Lucia Rabello de Castro – É interessante como essa ideia de conteúdo aparece tanto na fala da Cristiana como na do Wagner. Eu me reporto ao que Carmen estava falando sobre o currículo. Qual herança deve ser passada? Qual conteúdo deve ser passado? Talvez a gente tenha uma visão bastante engessada sobre os conteúdos que a gente devia passar. Eu me reporto também à minha experiência pessoal como professora já há 40 anos, em que eu comecei a lecionar a mesma disciplina que eu dou até hoje, que antigamente se chamava Psicologia do Desenvolvimento e que hoje se chama Infância. Eu lembro que, nos primórdios, era um conteudismo, sim. Todas as teorias, era a teoria de Piaget, era teoria de Freud, e o aluno tinha que dominar aqueles conteúdos todos. Isso era importante para sua bagagem, para sua formação. Eu não deixo de pensar que isso seja importante também, mas, por outro lado, eu acho que a gente deixou de pensar isso como importante, como uma questão do tempo. Falando de experiências particulares, com filhos até, em que achamos que tem que ser aquele conteúdo, porque eles têm de passar de ano e aprender. Só que aquele conteúdo só vai fazer sentido para ele muito mais tarde, se fizer! E quando fizer sentido para ele muito mais tarde, vai ser quando ele vai aprender muito mais rápida e prazerosamente. Acho que todo professor hoje passa por esse drama. Não só no nível secundário, como também no nível universitário. Hoje, os alunos querem falar mais, eles acham que o conteúdo que você quer transmitir também tem que dar lugar para um ponto de vista deles, que a perspectiva deles tem que ser incluída. Mesmo que, em algum sentido, essas perspectivas sejam equivocadas, isso talvez tenha que encontrar algum lugar ali para poder ser acolhido, entendido e trabalhado. Eu acho que a gente está vivenciando um outro paradigma, que vai nos exigir outras disposições subjetivas nesse processo da transmissão.
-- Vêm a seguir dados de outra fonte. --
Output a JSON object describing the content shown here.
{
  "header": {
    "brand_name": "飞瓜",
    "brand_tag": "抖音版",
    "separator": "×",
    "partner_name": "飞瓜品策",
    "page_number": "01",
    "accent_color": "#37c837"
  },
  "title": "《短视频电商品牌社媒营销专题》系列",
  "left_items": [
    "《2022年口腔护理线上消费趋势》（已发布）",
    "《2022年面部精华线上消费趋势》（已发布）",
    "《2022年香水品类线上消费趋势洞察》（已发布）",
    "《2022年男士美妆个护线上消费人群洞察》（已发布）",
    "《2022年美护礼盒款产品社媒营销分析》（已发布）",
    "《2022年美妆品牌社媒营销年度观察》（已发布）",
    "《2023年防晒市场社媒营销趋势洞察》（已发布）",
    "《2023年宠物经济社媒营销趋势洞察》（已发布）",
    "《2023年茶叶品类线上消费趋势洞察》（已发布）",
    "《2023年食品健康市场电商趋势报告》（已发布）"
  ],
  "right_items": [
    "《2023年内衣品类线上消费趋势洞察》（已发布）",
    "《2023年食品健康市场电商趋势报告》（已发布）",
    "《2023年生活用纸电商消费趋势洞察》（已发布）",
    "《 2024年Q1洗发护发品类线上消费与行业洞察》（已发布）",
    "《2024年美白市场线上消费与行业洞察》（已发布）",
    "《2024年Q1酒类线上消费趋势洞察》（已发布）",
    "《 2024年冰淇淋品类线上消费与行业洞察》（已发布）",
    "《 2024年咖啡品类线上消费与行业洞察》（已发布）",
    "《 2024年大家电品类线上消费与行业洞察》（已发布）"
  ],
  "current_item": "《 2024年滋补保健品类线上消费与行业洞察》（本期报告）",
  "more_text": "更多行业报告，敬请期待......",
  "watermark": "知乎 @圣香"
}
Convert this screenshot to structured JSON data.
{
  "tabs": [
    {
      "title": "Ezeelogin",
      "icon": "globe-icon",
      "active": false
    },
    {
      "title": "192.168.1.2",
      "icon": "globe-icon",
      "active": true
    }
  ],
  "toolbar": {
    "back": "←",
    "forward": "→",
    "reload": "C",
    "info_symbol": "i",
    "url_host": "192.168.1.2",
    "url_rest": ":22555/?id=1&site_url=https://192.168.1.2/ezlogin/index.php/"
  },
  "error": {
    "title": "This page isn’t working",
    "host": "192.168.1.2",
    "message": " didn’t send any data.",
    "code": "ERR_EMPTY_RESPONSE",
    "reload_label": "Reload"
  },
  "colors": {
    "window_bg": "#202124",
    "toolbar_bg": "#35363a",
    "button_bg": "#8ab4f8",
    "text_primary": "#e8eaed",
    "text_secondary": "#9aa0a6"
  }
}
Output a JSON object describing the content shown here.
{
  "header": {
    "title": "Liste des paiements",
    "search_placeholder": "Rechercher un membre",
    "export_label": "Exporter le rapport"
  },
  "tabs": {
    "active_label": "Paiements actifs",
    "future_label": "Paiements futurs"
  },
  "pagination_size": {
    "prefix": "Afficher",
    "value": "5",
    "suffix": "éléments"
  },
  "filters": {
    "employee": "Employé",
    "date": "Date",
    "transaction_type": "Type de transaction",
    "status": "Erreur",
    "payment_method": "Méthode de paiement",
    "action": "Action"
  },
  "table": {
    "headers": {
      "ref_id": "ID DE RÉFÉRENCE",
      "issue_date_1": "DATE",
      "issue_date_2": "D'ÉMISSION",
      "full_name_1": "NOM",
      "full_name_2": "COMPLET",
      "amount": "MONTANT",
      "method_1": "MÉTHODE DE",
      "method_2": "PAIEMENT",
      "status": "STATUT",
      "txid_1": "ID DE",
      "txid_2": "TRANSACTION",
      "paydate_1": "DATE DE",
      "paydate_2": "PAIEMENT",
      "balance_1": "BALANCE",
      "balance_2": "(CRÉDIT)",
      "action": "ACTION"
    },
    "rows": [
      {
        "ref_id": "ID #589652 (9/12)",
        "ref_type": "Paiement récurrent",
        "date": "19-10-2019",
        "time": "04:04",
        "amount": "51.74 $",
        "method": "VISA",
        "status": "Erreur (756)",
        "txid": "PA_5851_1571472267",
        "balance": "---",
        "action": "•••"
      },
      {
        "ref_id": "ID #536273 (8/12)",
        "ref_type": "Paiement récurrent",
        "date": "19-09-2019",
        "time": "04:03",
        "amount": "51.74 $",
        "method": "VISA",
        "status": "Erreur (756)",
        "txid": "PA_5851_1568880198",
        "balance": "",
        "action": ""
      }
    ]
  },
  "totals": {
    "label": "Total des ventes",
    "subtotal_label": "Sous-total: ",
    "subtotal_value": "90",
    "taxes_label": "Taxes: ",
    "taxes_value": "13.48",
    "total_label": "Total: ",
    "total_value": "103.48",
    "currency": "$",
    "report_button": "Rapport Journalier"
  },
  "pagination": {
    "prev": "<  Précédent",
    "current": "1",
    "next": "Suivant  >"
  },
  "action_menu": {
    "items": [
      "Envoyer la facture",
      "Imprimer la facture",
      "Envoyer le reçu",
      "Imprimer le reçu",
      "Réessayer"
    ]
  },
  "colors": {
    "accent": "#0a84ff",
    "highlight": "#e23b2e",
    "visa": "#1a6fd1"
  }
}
Quando o Pedro traz essa questão sobre que sociedade é essa, eu acho que é uma sociedade em que, no mínimo, há uma destituição de qualquer projeto coletivo de nação, onde não existe lugar para a construção pública, coletiva do que seria, por exemplo, voltando à primeira pergunta, a questão de herança. Qual é a herança que nós temos, como brasileiros, que seja importante transmitir a outra geração? Isso não é uma decisão individual. É uma decisão coletiva, pública e política também. Então, a gente só pode esperar desastre e prejuízo quando o que se tem para construir é algo do âmbito do umbigo de determinadas elites. Porque eu não acho que, em termos de uma política pública, todos têm condição de arcar com esse tipo de projeto individual (a tutoria doméstica). É claro que isso vai ser extremamente discriminatório e vai trazer imensos prejuízos para quem não tem possibilidades de arcar pessoalmente com esse projeto, de uma forma familiar e pessoal.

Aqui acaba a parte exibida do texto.